Les interlocuteurs désignent-ils vraiment le même signifié quand ils parlent d’Abraham/Ibrahim, d’Erets Yisraël/la Palestine, de Judée-Samarie/ la Cisjordanie, de Jérusalem/Al Kods, du Mont du Temple/Esplanade des Mosquées, des réfugiés juifs ou palestiniens, de la Loi du Retour et du Droit au retour, du Djihad et des attentats terroristes/ des kamikazes/ martyrs ou Chahid ?
Que se passe-t-il quand un journaliste utilise, sans y prendre garde ou délibérément, l’un des termes de ces « couples » pour traduire l’autre, comme s’il s’agissait de parfaits doublons ?
Dans la guerre Hamas-Israël, le clivage ne peut pas être innocent.
Sur quels critères se fondent la plupart des agences de presse internationales quand elles déclarent refuser de qualifier le Hamas de « terroriste » ?
– La BBC, par exemple, sans être un organe officiel du Royaume-Uni, est considérée comme un média « national », or le Royaume-Uni a reconnu le bras armé du Hamas comme un mouvement terroriste.
– De même, l’AFP, de création française, même si son étendue est désormais planétaire, (comme les BBC News), s’inscrit dans l’Union européenne, qui a placé le Hamas sur la liste des organisations terroristes.
En apparence, le choix est simple : les brigades du Hamas peuvent ou doivent être qualifiées de terroristes.
D’autant plus que les événements du 7 octobre en Israël ont été délibérément dirigés contre des civils désarmés, dans une opération sans déclaration de guerre préalable, qui a constitué un massacre sanguinaire et barbare de familles sur trois générations, exterminées dans leurs maisons. De même est terroriste la chasse-poursuite meurtrière de jeunes pacifistes dans une rave-party, à coups de lance-roquettes, de grenades et de mitraillettes. Sans compter le kidnapping d’otages de tous les âges et de toutes les nationalités, en vue d’un grand chantage sous le regard des médias. Rien à voir avec un traditionnel affrontement armé dans un conflit traditionnel entre soldats.
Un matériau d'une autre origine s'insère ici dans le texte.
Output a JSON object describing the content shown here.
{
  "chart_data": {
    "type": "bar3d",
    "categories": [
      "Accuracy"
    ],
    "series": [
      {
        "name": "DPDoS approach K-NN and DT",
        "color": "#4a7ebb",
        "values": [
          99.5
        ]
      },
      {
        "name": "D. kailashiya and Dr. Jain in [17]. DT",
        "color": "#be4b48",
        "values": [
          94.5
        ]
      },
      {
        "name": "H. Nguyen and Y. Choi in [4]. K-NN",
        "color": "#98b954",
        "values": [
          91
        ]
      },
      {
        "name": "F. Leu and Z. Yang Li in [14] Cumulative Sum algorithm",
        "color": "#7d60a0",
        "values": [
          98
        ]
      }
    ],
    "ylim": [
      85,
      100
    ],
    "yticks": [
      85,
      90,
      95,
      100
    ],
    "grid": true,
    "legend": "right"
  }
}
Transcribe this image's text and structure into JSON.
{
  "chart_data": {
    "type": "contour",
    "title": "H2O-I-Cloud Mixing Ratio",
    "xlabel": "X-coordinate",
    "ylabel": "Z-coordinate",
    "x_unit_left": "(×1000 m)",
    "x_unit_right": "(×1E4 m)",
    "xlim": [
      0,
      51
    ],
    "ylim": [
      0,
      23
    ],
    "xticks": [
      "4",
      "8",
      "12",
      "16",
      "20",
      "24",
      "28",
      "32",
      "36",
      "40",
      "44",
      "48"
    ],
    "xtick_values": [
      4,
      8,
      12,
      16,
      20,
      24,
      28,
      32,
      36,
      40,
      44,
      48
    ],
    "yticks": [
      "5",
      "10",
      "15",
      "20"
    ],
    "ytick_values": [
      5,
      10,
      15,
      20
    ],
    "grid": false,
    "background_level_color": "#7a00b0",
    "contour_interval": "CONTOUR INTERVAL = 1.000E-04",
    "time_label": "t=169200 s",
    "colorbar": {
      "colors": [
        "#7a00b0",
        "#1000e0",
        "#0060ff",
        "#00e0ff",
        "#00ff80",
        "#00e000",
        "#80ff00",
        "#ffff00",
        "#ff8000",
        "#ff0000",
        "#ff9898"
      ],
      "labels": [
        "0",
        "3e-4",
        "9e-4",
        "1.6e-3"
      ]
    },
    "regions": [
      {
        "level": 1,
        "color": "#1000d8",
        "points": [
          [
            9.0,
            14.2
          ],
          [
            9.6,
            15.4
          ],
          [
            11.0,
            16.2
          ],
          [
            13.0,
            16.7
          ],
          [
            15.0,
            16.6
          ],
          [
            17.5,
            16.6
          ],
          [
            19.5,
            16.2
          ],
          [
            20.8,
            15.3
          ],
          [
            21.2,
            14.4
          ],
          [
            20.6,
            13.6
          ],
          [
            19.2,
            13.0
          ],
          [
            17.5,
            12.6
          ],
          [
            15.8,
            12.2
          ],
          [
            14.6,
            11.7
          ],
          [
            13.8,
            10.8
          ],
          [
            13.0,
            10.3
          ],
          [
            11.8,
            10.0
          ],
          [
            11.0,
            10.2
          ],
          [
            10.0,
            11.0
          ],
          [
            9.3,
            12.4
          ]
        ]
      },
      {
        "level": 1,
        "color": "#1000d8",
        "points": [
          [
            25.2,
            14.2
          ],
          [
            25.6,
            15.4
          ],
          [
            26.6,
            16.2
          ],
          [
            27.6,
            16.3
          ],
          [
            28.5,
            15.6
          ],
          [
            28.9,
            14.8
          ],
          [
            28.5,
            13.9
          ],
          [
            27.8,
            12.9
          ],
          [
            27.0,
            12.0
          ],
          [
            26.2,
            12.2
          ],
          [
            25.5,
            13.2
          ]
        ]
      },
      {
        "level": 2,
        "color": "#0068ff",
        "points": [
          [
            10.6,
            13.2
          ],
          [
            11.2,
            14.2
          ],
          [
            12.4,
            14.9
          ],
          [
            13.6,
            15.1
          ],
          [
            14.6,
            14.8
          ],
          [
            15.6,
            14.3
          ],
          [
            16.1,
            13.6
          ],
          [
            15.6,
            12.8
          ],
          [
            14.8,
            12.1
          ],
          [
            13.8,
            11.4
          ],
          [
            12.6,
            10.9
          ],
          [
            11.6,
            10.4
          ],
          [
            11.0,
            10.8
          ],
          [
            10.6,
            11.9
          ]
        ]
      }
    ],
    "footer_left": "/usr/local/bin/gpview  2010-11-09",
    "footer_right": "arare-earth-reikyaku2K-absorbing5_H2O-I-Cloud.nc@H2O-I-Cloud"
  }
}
De même la riposte de l’armée israélienne (Tsahal, sigle de « Armée de défense d’Israël ») a été objectivement reconnue par les dirigeants occidentaux comme une guerre de légitime défense, bien que son ampleur et sa violence aient réintroduit le concept de « proportionnalité », assorti d’un débat s’appuyant sur le Droit de la guerre, les conventions de Genève, mais aussi sur l’asymétrie entre l’armée d’un État démocratique et légitime, tenu de respecter les règles de la guerre, et entre le bras armé d’une organisation islamiste utilisant les méthodes de Daech.
Le Hamas n’a pas signé de convention internationale l’obligeant, par exemple, à éloigner ses postes de commandement et ses entrepôts d’armement des zones où vivent des civils. Il s’affranchit de règles morales, acceptées dans les sociétés progressistes, qui interdisent d’utiliser à des fins « militaires » les hôpitaux et les ambulances, les écoles et les installations de l’UNRWA, les mosquées et les immeubles résidentiels.
Bien au contraire, il y place à dessein ses infrastructures et y cache ses hommes armés et ses batteries de lance-missiles, comptant bien exploiter à son avantage le frein moral et juridique d’un adversaire qui peut être juridiquement condamné s’il prend la décision d’attaquer ces lieux sensibles, des « sanctuaires ».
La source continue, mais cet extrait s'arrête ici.